Justement, Jean Castex convoque le Parlement ce jeudi pour un débat avec vote…

Nous avons toujours demandé que le Parlement débatte et soit associé à la prise de décision. Ce que l’on nous demande aujourd’hui, au-delà d’un débat toujours utile, c’est de voter sur des décisions déjà prises ! Le Parlement n’est pas une chambre d’enregistrement.

La vaccination patine. A qui la faute ?

Il n’y a pas d’autre solution pour s’en sortir : il faut des doses, des doses des doses. Là-dessus, la France et l’Europe sont en retard. Il y a une responsabilité de l’Union européenne (UE), trop lente, trop bureaucratique. Sur les marchés, les gens m’ont interpellé : l’UE a exporté 70 millions de vaccins, notamment au Royaume-Uni, au Canada et au Japon. C’est incompréhensible ! L’Europe doit être exigeante et ferme avec ceux qui ne sont pas dans l’Union.

Faut-il maintenir les élections régionales et départementales en juin ?

Il faut respecter le calendrier électoral. On ne peut pas refuser de confiner le pays et confiner la démocratie. Le conseil scientifique a rendu son rapport et constate que d’autres pays ont organisé leurs élections. Aux Pays-Bas, le taux de participation a même été incroyable, en Allemagne, au Portugal… ! Il indique que 30 millions de Français devraient être vaccinés en juin et qu’enfin, la situation en septembre ne nous donne aucune assurance. Alors, sachons nous adapter à la situation, comme nous avons su le faire depuis le début de cette pandémie. Le report des élections ne peut intervenir qu’en cas d’absolue nécessité. Le Sénat a fait des propositions.

Que préconisez-vous ?

Nous avions obtenu la double procuration.
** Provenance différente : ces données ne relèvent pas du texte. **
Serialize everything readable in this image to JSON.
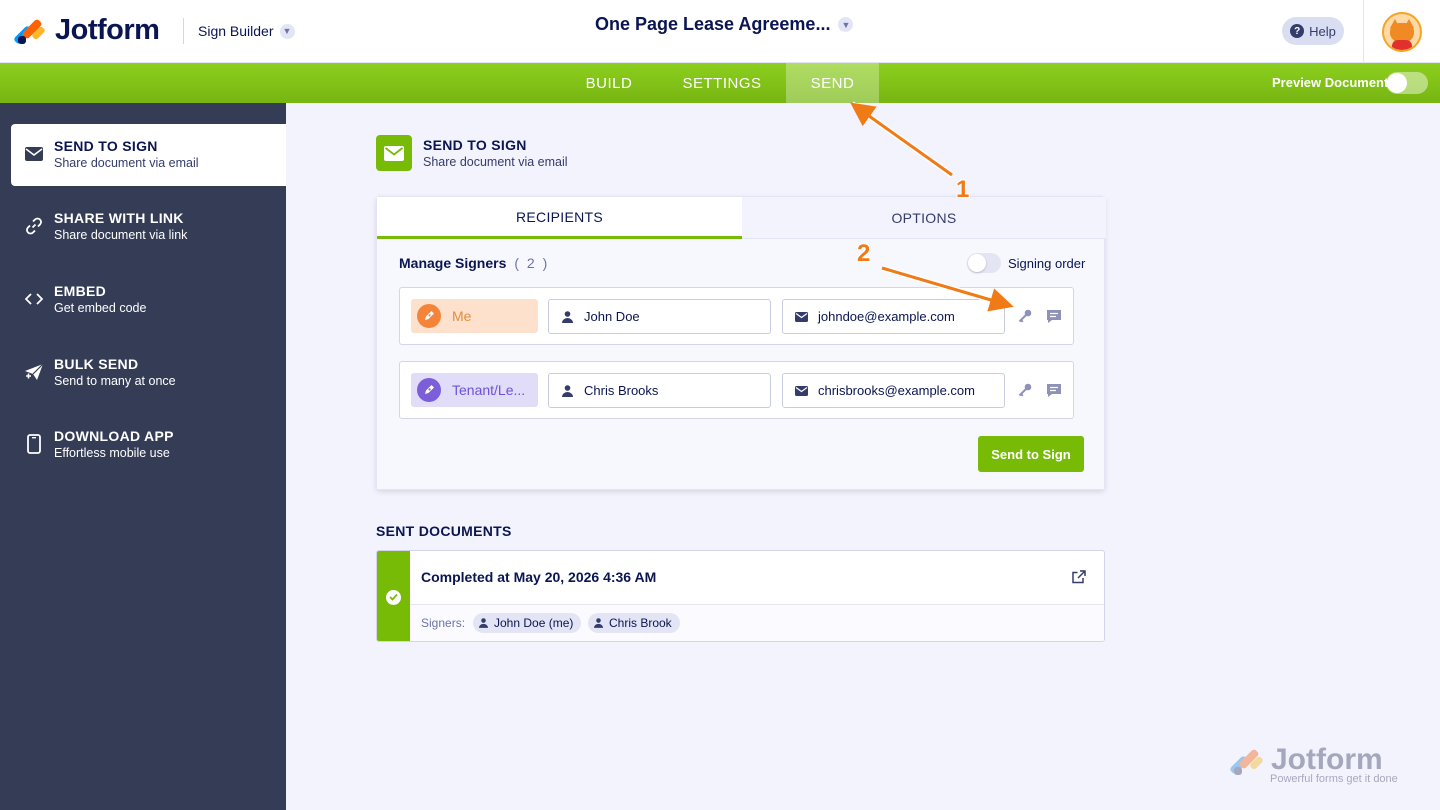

Mais ça ne suffit pas : il faut aussi une campagne télévisuelle massive, la distribution de tracts en plein air, une campagne digitale maximale et le vote à l’extérieur quand c’est possible.

Concernant la réforme constitutionnelle sur le climat, sur laquelle une majorité de députés LR se sont abstenus, quelle sera la position de la majorité sénatoriale ?

Nous l’examinerons de façon ouverte. Je suis tout de même un peu étonné de n’avoir eu à ce sujet encore aucun échange avec le président de la République, au point que je me demande s’il tient vraiment à ce texte ! Nous aurons évidemment un débat sur le besoin de donner à la question climatique et environnementale une prééminence sur les libertés fondamentales. La santé ou la liberté d’entreprendre ne peuvent pas être des droits seconds.

Xavier Bertrand a officialisé sa candidature à l’élection présidentielle. La droite tient-elle enfin son candidat ?

Xavier Bertrand est maître de son calendrier et de sa stratégie. C’est sa liberté, je n’ai pas de commentaires à faire. Je pose une équation simple : si la droite a deux candidats au premier tour, elle ne sera pas au second. Si un candidat s’affirme naturellement en septembre, je serai pleinement derrière elle ou lui. Si ce n’est pas le cas, il faudra alors en passer par une méthode de départage. C’est ce à quoi je continue de travailler avec un certain nombre de responsables politiques, notamment Christian Jacob. Je souhaite faire aboutir ce travail fin juin.

Xavier Bertrand a dit qu’il serait de toute façon candidat. Cette démarche n’est-elle pas vaine ?

C’est un homme politique responsable. Je suis certain qu’il souhaite contribuer à cette alternative. Il peut être cette alternative mais il y en a d’autres.

Edouard Philippe peut-il jouer un rôle dans ce scénario ?

Il a quitté notre famille politique. Mais on n’est pas Premier ministre pendant trois ans sans avoir une légitimité forte à dire des choses. Il a une expérience. J’apprécie la relation que j’ai avec lui… y compris dans nos désaccords.